Spin glass models with quadratic-type Hamiltonians are disordered statistical physics systems with competing ferromagnetic and anti-ferromagnetic spin interactions. The corresponding Gibbs measures belong to the exponential family parametrized by (inverse) temperature $\beta>0$ and external field $h\in\mathbb{R}$. Given a sample from these Gibbs measures, a statistically fundamental question is to infer the temperature and external field parameters. In 2007, Chatterjee (Ann. Statist. 35 (2007), no.5, 1931-1946) first proved that in the absence of external field $h=0$, the maximum pseudolikelihood estimator for $\beta$ is $\sqrt{N}$-consistent under some mild assumptions on the disorder matrices. It was left open whether the same method can be used to estimate the temperature and external field simultaneously. In this paper, under some easily verifiable conditions, we prove that the bivariate maximum pseudolikelihood estimator is indeed jointly $\sqrt{N}$-consistent for the temperature and external field parameters. The examples cover the classical Sherrington-Kirkpatrick model and its diluted variants.

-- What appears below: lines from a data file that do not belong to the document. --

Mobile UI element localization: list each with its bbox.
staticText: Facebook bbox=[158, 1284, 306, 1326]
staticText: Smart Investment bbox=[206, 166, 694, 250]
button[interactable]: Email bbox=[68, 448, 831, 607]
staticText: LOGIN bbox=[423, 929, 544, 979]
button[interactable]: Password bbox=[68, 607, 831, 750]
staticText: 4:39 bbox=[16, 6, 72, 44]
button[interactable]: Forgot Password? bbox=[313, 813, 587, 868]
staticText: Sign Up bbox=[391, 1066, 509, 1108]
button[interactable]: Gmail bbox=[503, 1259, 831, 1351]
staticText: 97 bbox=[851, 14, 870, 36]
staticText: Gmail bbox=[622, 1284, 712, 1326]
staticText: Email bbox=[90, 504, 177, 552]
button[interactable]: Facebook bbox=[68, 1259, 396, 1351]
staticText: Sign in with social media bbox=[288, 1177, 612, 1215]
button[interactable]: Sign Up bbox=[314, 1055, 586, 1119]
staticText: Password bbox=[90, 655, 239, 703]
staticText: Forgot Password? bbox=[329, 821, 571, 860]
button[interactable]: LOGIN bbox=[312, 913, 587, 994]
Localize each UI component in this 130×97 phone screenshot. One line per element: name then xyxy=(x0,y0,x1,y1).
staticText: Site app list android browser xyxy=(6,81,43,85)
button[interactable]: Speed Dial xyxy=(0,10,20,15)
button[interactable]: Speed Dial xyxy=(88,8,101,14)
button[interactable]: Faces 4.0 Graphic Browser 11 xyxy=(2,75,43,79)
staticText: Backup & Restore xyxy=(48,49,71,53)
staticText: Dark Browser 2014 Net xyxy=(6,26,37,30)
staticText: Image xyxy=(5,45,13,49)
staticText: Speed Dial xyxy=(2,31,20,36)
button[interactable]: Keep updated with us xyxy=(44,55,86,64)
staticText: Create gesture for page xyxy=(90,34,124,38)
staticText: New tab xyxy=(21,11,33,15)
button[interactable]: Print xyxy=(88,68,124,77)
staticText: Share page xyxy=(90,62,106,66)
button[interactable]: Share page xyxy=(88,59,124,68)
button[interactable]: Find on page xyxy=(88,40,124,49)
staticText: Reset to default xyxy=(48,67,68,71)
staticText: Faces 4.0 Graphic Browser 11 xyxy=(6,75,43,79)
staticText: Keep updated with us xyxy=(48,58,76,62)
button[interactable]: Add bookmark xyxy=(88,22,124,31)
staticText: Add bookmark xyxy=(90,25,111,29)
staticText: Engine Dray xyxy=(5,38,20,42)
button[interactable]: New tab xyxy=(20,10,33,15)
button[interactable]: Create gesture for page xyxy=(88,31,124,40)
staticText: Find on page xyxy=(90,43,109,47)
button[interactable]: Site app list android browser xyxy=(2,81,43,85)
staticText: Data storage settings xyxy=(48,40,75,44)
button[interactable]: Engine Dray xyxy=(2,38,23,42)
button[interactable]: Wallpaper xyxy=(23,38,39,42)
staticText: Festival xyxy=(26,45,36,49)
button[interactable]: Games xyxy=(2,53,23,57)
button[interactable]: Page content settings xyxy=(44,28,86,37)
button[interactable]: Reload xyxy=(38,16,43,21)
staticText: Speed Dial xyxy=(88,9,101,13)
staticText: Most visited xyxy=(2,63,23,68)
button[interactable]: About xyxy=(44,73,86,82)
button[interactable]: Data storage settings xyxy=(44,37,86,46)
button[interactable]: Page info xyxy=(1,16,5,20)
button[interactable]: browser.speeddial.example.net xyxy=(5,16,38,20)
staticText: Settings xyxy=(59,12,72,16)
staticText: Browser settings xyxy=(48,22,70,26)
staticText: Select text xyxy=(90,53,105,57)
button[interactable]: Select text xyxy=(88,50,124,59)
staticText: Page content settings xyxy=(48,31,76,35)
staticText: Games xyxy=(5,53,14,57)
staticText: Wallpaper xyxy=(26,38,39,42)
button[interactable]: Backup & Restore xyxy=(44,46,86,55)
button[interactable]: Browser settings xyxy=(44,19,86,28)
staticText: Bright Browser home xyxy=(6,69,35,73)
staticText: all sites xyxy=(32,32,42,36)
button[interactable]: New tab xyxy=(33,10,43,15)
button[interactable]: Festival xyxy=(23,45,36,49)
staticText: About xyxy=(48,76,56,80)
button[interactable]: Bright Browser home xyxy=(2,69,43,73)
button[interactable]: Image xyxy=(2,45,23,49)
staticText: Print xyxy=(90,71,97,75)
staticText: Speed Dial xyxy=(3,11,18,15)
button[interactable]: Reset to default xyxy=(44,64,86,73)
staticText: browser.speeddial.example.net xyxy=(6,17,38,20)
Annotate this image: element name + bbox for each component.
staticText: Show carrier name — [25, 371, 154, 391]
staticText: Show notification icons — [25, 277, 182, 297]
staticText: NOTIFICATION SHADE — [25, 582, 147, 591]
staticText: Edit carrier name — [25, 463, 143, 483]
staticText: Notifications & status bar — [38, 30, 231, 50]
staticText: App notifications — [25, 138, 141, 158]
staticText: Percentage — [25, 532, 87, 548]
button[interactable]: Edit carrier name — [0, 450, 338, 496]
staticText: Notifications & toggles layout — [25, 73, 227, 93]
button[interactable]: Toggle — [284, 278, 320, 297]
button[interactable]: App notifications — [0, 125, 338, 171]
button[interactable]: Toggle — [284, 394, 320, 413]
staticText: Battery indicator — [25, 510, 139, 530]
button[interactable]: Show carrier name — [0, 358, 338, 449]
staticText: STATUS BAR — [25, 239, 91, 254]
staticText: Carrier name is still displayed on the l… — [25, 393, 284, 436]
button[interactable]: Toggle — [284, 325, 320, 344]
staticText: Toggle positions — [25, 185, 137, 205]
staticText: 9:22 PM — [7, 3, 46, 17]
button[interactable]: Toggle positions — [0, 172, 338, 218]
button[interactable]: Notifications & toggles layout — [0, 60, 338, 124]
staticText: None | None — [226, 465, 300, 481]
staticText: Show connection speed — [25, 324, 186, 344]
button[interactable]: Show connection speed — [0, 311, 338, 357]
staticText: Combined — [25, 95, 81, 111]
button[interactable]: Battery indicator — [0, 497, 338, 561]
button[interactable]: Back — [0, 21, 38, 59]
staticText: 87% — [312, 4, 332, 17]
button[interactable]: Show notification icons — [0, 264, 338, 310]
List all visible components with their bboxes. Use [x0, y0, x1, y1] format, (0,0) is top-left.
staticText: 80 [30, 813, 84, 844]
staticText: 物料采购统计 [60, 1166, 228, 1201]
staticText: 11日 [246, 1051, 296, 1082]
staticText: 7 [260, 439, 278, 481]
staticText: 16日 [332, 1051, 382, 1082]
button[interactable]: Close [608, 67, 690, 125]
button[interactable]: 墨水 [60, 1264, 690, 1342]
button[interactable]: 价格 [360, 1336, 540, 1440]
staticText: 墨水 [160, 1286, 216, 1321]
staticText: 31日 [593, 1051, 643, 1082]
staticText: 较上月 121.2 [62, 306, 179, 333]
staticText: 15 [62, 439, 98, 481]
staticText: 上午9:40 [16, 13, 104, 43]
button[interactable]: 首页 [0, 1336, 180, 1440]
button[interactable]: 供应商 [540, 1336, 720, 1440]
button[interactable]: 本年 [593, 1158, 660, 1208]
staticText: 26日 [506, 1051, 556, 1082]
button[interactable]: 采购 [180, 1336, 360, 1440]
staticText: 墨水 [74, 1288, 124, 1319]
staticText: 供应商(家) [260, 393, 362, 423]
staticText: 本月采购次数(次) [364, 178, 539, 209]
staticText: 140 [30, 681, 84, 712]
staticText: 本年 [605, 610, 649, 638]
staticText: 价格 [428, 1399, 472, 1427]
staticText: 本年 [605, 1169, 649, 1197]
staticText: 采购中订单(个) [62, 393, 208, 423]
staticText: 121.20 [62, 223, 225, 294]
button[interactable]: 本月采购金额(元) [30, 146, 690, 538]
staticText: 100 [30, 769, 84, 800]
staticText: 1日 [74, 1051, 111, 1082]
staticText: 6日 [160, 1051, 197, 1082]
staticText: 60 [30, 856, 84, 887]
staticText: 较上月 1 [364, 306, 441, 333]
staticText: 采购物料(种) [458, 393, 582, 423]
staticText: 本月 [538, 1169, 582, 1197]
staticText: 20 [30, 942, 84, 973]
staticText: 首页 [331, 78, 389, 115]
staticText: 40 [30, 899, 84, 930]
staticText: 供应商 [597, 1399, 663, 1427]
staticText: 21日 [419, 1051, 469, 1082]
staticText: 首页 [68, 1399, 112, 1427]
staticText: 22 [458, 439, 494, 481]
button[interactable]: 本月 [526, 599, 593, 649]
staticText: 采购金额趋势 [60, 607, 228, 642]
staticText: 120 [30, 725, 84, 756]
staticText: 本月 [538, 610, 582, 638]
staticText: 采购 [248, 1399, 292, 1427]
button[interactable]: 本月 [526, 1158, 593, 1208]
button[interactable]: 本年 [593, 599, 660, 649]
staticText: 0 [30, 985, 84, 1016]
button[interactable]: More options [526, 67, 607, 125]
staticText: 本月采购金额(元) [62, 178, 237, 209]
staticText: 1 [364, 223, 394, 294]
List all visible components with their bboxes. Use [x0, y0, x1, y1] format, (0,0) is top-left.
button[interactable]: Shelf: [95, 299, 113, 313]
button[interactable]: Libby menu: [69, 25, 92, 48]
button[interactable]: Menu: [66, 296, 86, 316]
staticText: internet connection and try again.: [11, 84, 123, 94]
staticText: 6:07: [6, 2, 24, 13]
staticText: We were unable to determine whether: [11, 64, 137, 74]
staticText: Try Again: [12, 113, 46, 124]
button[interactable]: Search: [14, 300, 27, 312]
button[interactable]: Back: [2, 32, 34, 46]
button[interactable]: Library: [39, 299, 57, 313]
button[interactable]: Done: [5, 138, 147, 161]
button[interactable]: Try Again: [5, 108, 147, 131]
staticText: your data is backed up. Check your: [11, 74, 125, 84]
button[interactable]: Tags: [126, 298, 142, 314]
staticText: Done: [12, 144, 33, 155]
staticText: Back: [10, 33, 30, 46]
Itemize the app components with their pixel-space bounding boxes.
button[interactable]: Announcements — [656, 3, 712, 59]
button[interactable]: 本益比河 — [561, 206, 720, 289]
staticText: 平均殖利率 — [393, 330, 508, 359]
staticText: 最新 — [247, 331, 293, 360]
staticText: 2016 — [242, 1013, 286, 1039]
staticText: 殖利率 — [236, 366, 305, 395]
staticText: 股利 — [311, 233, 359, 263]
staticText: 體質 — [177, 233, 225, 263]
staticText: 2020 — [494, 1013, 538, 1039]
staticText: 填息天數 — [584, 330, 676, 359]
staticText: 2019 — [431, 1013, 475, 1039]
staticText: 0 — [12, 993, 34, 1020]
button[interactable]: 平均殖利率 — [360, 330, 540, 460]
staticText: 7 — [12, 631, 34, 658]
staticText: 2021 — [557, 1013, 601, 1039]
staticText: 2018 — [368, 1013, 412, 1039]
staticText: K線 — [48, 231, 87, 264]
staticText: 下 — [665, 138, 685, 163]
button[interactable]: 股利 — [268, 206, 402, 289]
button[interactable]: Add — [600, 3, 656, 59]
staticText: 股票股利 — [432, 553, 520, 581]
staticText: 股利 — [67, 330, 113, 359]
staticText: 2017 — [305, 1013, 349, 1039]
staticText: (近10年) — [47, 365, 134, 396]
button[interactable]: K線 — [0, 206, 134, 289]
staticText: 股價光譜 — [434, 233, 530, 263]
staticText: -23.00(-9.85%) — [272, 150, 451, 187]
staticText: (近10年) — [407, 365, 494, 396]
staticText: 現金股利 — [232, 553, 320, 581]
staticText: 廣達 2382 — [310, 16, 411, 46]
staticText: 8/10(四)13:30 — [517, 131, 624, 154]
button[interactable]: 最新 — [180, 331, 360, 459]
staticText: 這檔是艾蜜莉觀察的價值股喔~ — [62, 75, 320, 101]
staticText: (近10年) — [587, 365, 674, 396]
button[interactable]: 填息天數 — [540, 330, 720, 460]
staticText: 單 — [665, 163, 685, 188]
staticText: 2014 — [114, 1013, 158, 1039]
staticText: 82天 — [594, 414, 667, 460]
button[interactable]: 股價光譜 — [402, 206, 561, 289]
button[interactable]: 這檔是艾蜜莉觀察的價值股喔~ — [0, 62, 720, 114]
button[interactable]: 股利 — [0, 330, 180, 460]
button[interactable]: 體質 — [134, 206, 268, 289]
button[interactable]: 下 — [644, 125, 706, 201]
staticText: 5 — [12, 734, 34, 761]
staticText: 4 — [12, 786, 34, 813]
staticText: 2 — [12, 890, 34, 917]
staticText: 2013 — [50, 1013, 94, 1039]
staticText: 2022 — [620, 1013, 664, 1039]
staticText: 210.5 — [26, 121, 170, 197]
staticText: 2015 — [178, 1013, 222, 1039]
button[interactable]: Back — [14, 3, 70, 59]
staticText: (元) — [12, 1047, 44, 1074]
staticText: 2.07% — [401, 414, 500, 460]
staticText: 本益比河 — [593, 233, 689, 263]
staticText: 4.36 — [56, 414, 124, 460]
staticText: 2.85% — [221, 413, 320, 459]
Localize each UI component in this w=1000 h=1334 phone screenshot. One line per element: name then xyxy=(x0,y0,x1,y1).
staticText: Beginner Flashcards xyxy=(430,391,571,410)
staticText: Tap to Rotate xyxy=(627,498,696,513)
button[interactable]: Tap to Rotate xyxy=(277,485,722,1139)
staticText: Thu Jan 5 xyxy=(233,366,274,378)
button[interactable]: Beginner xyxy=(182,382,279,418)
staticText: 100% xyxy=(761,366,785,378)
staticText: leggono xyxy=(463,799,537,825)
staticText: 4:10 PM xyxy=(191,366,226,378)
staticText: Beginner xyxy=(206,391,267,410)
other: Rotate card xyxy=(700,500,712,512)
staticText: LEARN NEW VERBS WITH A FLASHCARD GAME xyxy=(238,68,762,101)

翻译：具有二次型哈密顿量的自旋玻璃模型是包含铁磁与反铁磁自旋相互竞争的无序统计物理系统。相应的吉布斯测度属于以（逆）温度 $\beta>0$ 和外场 $h\in\mathbb{R}$ 为参数的指数族。给定来自这些吉布斯测度的一个样本，一个统计学基本问题是如何推断温度和外场参数。2007年，Chatterjee (Ann. Statist. 35 (2007), no.5, 1931-1946) 首次证明了在外场 $h=0$ 的情况下，在无序矩阵满足某些温和假设下，$\beta$ 的最大伪似然估计量具有 $\sqrt{N}$ 相合性。但该方法能否同时用于估计温度和外场的问题尚未解决。本文证明，在一些易于验证的条件下，二元最大伪似然估计量对温度和外场参数确实具有联合 $\sqrt{N}$ 相合性。所涵盖的示例包括经典的 Sherrington-Kirkpatrick 模型及其稀释变体。